The Reality (Fact & Science):
Ron Howard & Brian Grazer: The actual director and producer of Splash. Howard was notoriously stressed during the underwater shoots in the frigid waters off Cape Cod.
The Atari Burial: In September 1983, Atari literally buried hundreds of thousands of unsold game cartridges (including the infamous E.T. game) in a landfill in Alamogordo, New Mexico. It became a legendary symbol of the 1983 Video Game Crash.
The Nintendo Famicom: Launched in Japan in July 1983. Nintendo was historically terrified of bringing the console to America because US retailers, burned by Atari, were refusing to stock video games.
Galleria mellonella (Wax Worms): As established in earlier chapters, these worms have a verified biological ability to rapidly digest and break down polyethylene plastic.

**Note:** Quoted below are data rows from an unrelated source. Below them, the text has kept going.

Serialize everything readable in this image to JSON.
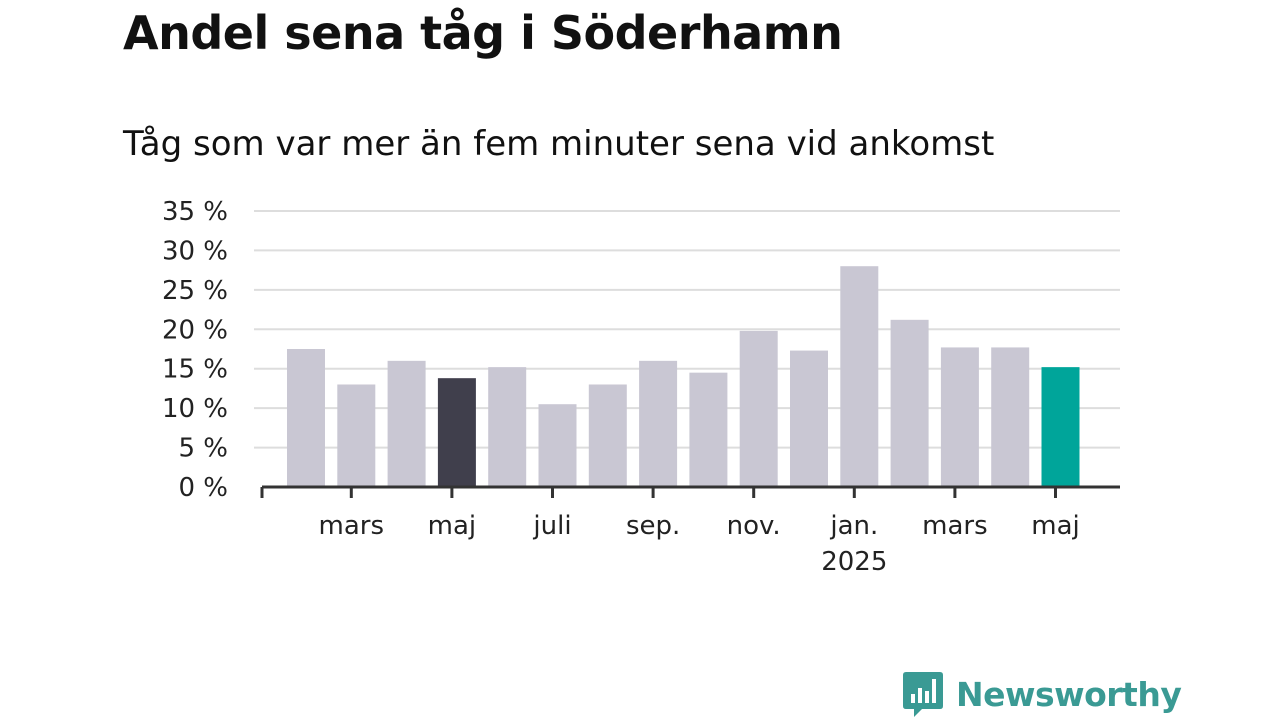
{
  "title": "Andel sena tåg i Söderhamn",
  "subtitle": "Tåg som var mer än fem minuter sena vid ankomst",
  "brand": {
    "name": "Newsworthy",
    "color": "#3a9a94",
    "icon": "chat-bubble-chart-icon"
  },
  "colors": {
    "bar_default": "#c9c7d3",
    "bar_highlight_dark": "#403f4c",
    "bar_highlight_teal": "#00a59a",
    "grid": "#dddddd",
    "axis": "#333333"
  },
  "chart_data": {
    "type": "bar",
    "title": "Andel sena tåg i Söderhamn",
    "subtitle": "Tåg som var mer än fem minuter sena vid ankomst",
    "categories": [
      "2024-02",
      "2024-03",
      "2024-04",
      "2024-05",
      "2024-06",
      "2024-07",
      "2024-08",
      "2024-09",
      "2024-10",
      "2024-11",
      "2024-12",
      "2025-01",
      "2025-02",
      "2025-03",
      "2025-04",
      "2025-05"
    ],
    "values": [
      17.5,
      13.0,
      16.0,
      13.8,
      15.2,
      10.5,
      13.0,
      16.0,
      14.5,
      19.8,
      17.3,
      28.0,
      21.2,
      17.7,
      17.7,
      15.2
    ],
    "highlight": {
      "2024-05": "dark",
      "2025-05": "teal"
    },
    "ylim": [
      0,
      35
    ],
    "yticks": [
      0,
      5,
      10,
      15,
      20,
      25,
      30,
      35
    ],
    "ytick_labels": [
      "0 %",
      "5 %",
      "10 %",
      "15 %",
      "20 %",
      "25 %",
      "30 %",
      "35 %"
    ],
    "xtick_labels": [
      {
        "category": "2024-03",
        "label": "mars",
        "sub": ""
      },
      {
        "category": "2024-05",
        "label": "maj",
        "sub": ""
      },
      {
        "category": "2024-07",
        "label": "juli",
        "sub": ""
      },
      {
        "category": "2024-09",
        "label": "sep.",
        "sub": ""
      },
      {
        "category": "2024-11",
        "label": "nov.",
        "sub": ""
      },
      {
        "category": "2025-01",
        "label": "jan.",
        "sub": "2025"
      },
      {
        "category": "2025-03",
        "label": "mars",
        "sub": ""
      },
      {
        "category": "2025-05",
        "label": "maj",
        "sub": ""
      }
    ],
    "grid": true,
    "legend": "none"
  }
}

The Fiction (The Narrative):
The Ferry Drop: An eight-year-old Chad executing a flawless, breath-held stunt dive into the freezing Atlantic to secure his reputation as a fearless cinematic asset.
The Bio-Waste Coverup: Rubidoux Materials securing the federal contract to pour Roman concrete over the Atari landfill, secretly using it as an industrial-scale test for their plastic-eating wax worms.
Fiber to the Home (1983): Bob Yauney laying fiber optic lines in suburban trenches under the guise of Rubidoux Construction, inventing residential broadband specifically to eliminate lag for Mario multiplayer.